The following additional changes provided in the new Manual will offer greater flexibility than the current policies and practices of the Canadian Design Office:

  • photographs and drawings will be acceptable together in the same application;
  • more than one environmental view may be included, as long as there is at least one view showing the article in isolation;
  • an article that opens and closes or extends and retracts can be shown in intermediate positions as well as fully open/extended and fully closed/retracted positions, provided that the article is normally seen and used in all such positions;
  • it will be permissible to show electronic icons in isolation, that is, without any need for a display screen depicted in stippled lines;
  • further guidance is provided with respect to the Office’s relatively recent acceptance of computer-generated animated designs and colour as a design feature;
  • the Office will also accept contrasting colour tones, and stippled or coloured boundary lines, and also partial blurring to distinguish design and non-design portions of an article, all of which can be particularly useful in dealing with CAD images. (Note though that the presumption in the Regulations mentioned above regarding stippled lines does not apply.)

Interestingly, the Manual addresses a drafting problem in one section of the new Regulations which prohibits an application from being amended “to add a representation of a design". A straightforward reading of this new limitation would prevent an applicant from adding an additional view, or changing photographs to drawings or vice versa, even when no new matter would be added – in contrast to current Office practice.

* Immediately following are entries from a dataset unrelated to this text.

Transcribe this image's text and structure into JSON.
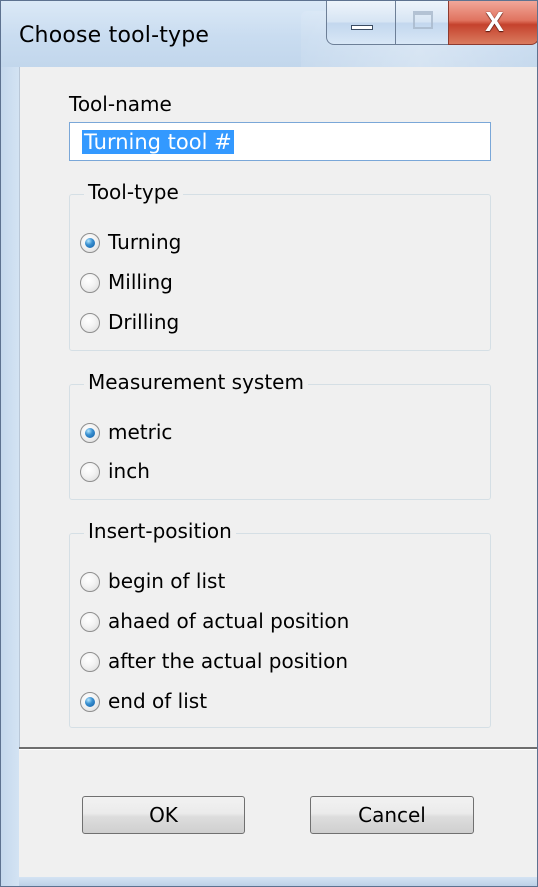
{
  "window": {
    "title": "Choose tool-type"
  },
  "caption_buttons": {
    "minimize_icon": "minimize-icon",
    "maximize_icon": "maximize-icon",
    "close_label": "X"
  },
  "tool_name": {
    "label": "Tool-name",
    "value": "Turning tool #"
  },
  "tool_type": {
    "title": "Tool-type",
    "options": [
      {
        "label": "Turning",
        "checked": true
      },
      {
        "label": "Milling",
        "checked": false
      },
      {
        "label": "Drilling",
        "checked": false
      }
    ]
  },
  "measurement_system": {
    "title": "Measurement system",
    "options": [
      {
        "label": "metric",
        "checked": true
      },
      {
        "label": "inch",
        "checked": false
      }
    ]
  },
  "insert_position": {
    "title": "Insert-position",
    "options": [
      {
        "label": "begin of list",
        "checked": false
      },
      {
        "label": "ahaed of actual position",
        "checked": false
      },
      {
        "label": "after the actual position",
        "checked": false
      },
      {
        "label": "end of list",
        "checked": true
      }
    ]
  },
  "buttons": {
    "ok": "OK",
    "cancel": "Cancel"
  }
}
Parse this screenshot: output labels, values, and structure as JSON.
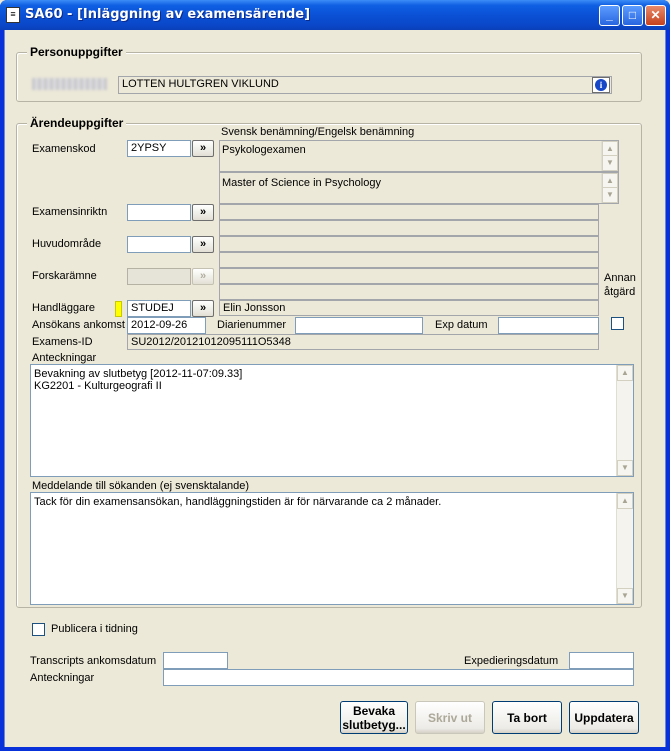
{
  "window": {
    "title": "SA60 - [Inläggning av examensärende]",
    "controls": {
      "minimize": "_",
      "maximize": "□",
      "close": "✕"
    }
  },
  "person": {
    "legend": "Personuppgifter",
    "name": "LOTTEN HULTGREN VIKLUND",
    "info_icon": "info-icon"
  },
  "arende": {
    "legend": "Ärendeuppgifter",
    "column_header": "Svensk benämning/Engelsk benämning",
    "examenskod": {
      "label": "Examenskod",
      "value": "2YPSY",
      "lookup": "»",
      "name_sv": "Psykologexamen",
      "name_en": "Master of Science in Psychology"
    },
    "examensinriktn": {
      "label": "Examensinriktn",
      "value": "",
      "lookup": "»"
    },
    "huvudomrade": {
      "label": "Huvudområde",
      "value": "",
      "lookup": "»"
    },
    "forskaramne": {
      "label": "Forskarämne",
      "value": "",
      "lookup": "»"
    },
    "handlaggare": {
      "label": "Handläggare",
      "value": "STUDEJ",
      "lookup": "»",
      "name": "Elin Jonsson"
    },
    "annan_atgard": {
      "label_line1": "Annan",
      "label_line2": "åtgärd",
      "checked": false
    },
    "ansokans_ankomst": {
      "label": "Ansökans ankomst",
      "value": "2012-09-26"
    },
    "diarienummer": {
      "label": "Diarienummer",
      "value": ""
    },
    "exp_datum": {
      "label": "Exp datum",
      "value": ""
    },
    "examens_id": {
      "label": "Examens-ID",
      "value": "SU2012/20121012095111O5348"
    }
  },
  "anteckningar": {
    "label": "Anteckningar",
    "lines": [
      "Bevakning av slutbetyg [2012-11-07:09.33]",
      "KG2201 - Kulturgeografi II"
    ]
  },
  "meddelande": {
    "label": "Meddelande till sökanden (ej svensktalande)",
    "text": "Tack för din examensansökan, handläggningstiden är för närvarande ca 2 månader."
  },
  "publicera": {
    "label": "Publicera i tidning",
    "checked": false
  },
  "transcripts": {
    "ankomst_label": "Transcripts ankomsdatum",
    "ankomst_value": "",
    "expediering_label": "Expedieringsdatum",
    "expediering_value": "",
    "anteckningar_label": "Anteckningar",
    "anteckningar_value": ""
  },
  "buttons": {
    "bevaka_line1": "Bevaka",
    "bevaka_line2": "slutbetyg...",
    "skriv_ut": "Skriv ut",
    "ta_bort": "Ta bort",
    "uppdatera": "Uppdatera"
  }
}
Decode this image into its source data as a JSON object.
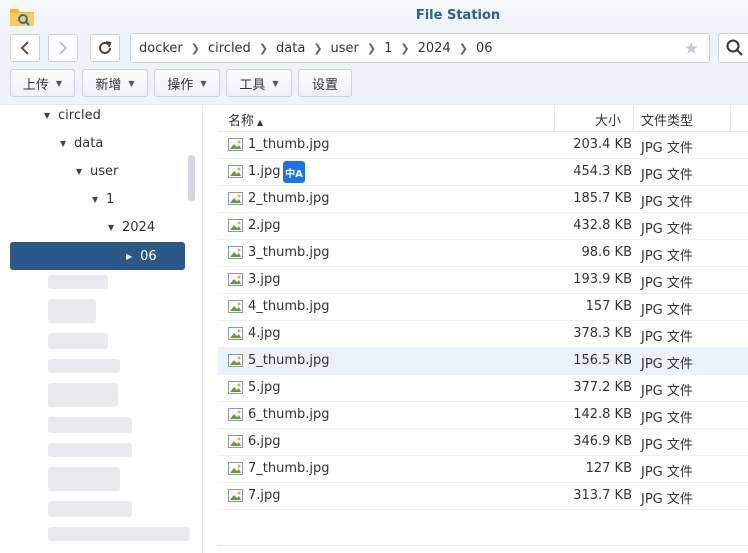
{
  "app": {
    "title": "File Station"
  },
  "nav": {
    "back_icon": "chevron-left-icon",
    "forward_icon": "chevron-right-icon",
    "refresh_icon": "refresh-icon",
    "breadcrumb": [
      "docker",
      "circled",
      "data",
      "user",
      "1",
      "2024",
      "06"
    ],
    "star_icon": "star-icon",
    "search_icon": "search-icon"
  },
  "toolbar": {
    "upload": "上传",
    "create": "新增",
    "action": "操作",
    "tools": "工具",
    "settings": "设置"
  },
  "sidebar": {
    "tree": [
      {
        "label": "circled"
      },
      {
        "label": "data"
      },
      {
        "label": "user"
      },
      {
        "label": "1"
      },
      {
        "label": "2024"
      }
    ],
    "selected": "06"
  },
  "columns": {
    "name": "名称",
    "size": "大小",
    "type": "文件类型"
  },
  "files": [
    {
      "name": "1_thumb.jpg",
      "size": "203.4 KB",
      "type": "JPG 文件"
    },
    {
      "name": "1.jpg",
      "size": "454.3 KB",
      "type": "JPG 文件",
      "badge": "中A"
    },
    {
      "name": "2_thumb.jpg",
      "size": "185.7 KB",
      "type": "JPG 文件"
    },
    {
      "name": "2.jpg",
      "size": "432.8 KB",
      "type": "JPG 文件"
    },
    {
      "name": "3_thumb.jpg",
      "size": "98.6 KB",
      "type": "JPG 文件"
    },
    {
      "name": "3.jpg",
      "size": "193.9 KB",
      "type": "JPG 文件"
    },
    {
      "name": "4_thumb.jpg",
      "size": "157 KB",
      "type": "JPG 文件"
    },
    {
      "name": "4.jpg",
      "size": "378.3 KB",
      "type": "JPG 文件"
    },
    {
      "name": "5_thumb.jpg",
      "size": "156.5 KB",
      "type": "JPG 文件"
    },
    {
      "name": "5.jpg",
      "size": "377.2 KB",
      "type": "JPG 文件"
    },
    {
      "name": "6_thumb.jpg",
      "size": "142.8 KB",
      "type": "JPG 文件"
    },
    {
      "name": "6.jpg",
      "size": "346.9 KB",
      "type": "JPG 文件"
    },
    {
      "name": "7_thumb.jpg",
      "size": "127 KB",
      "type": "JPG 文件"
    },
    {
      "name": "7.jpg",
      "size": "313.7 KB",
      "type": "JPG 文件"
    }
  ],
  "selected_file": "5_thumb.jpg",
  "colors": {
    "accent": "#2b5887",
    "title": "#2c5f8d",
    "selected_row": "#eaf2fb",
    "icon_green": "#6a9b3a"
  }
}
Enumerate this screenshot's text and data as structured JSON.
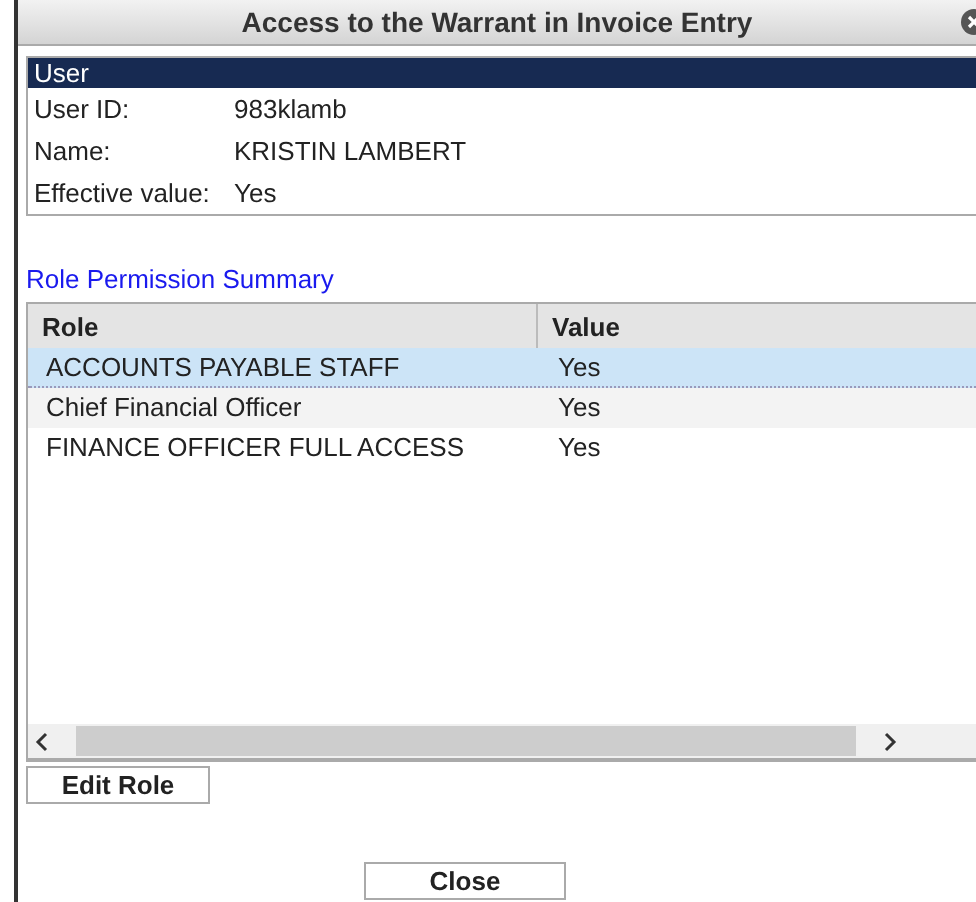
{
  "window": {
    "title": "Access to the Warrant in Invoice Entry"
  },
  "user_panel": {
    "title": "User",
    "fields": [
      {
        "label": "User ID:",
        "value": "983klamb"
      },
      {
        "label": "Name:",
        "value": "KRISTIN LAMBERT"
      },
      {
        "label": "Effective value:",
        "value": "Yes"
      }
    ]
  },
  "summary": {
    "title": "Role Permission Summary",
    "columns": [
      "Role",
      "Value"
    ],
    "rows": [
      {
        "role": "ACCOUNTS PAYABLE STAFF",
        "value": "Yes",
        "selected": true
      },
      {
        "role": "Chief Financial Officer",
        "value": "Yes",
        "selected": false
      },
      {
        "role": "FINANCE OFFICER FULL ACCESS",
        "value": "Yes",
        "selected": false
      }
    ]
  },
  "buttons": [
    {
      "label": "Edit Role",
      "kind": "panel"
    },
    {
      "label": "Close",
      "kind": "footer"
    }
  ]
}
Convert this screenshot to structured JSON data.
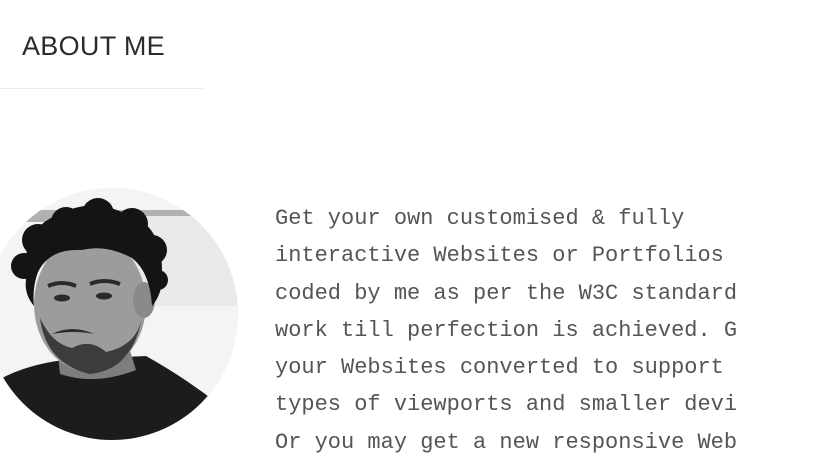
{
  "section": {
    "heading": "ABOUT ME"
  },
  "profile": {
    "photo_icon": "portrait-photo"
  },
  "about": {
    "lines": [
      "Get your own customised & fully",
      "interactive Websites or Portfolios",
      "coded by me as per the W3C standard",
      "work till perfection is achieved. G",
      "your Websites converted to support",
      "types of viewports and smaller devi",
      "Or you may get a new responsive Web"
    ]
  },
  "colors": {
    "heading": "#2b2b2b",
    "body_text": "#555555",
    "divider": "#ececec",
    "background": "#ffffff"
  }
}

However, notwithstanding the language of the Regulations, the Manual sets out expressly that: “The addition of a photograph or reproduction of the design in the application is acceptable provided that it does not add new subject matter.”

Somewhat less welcome to users and practitioners will be a reduction in the time permitted for Office action responses, down to three months from the current four months.

The new Manual also has sections dealing with the examination and registration of international Hague Applications, as well as a section dealing with transitional provisions, for example, the examination of applications that are pending on November 4, the day before the new Act and Regulations come into force.

Conclusion

While some may be disappointed that the new Act and Regulations and Manual fail to address the issue of objectively assessing whether designs differ “substantially" in the context of novelty, variants, and application amendments, there should be no doubt that Canada’s new industrial design regime is a significant improvement.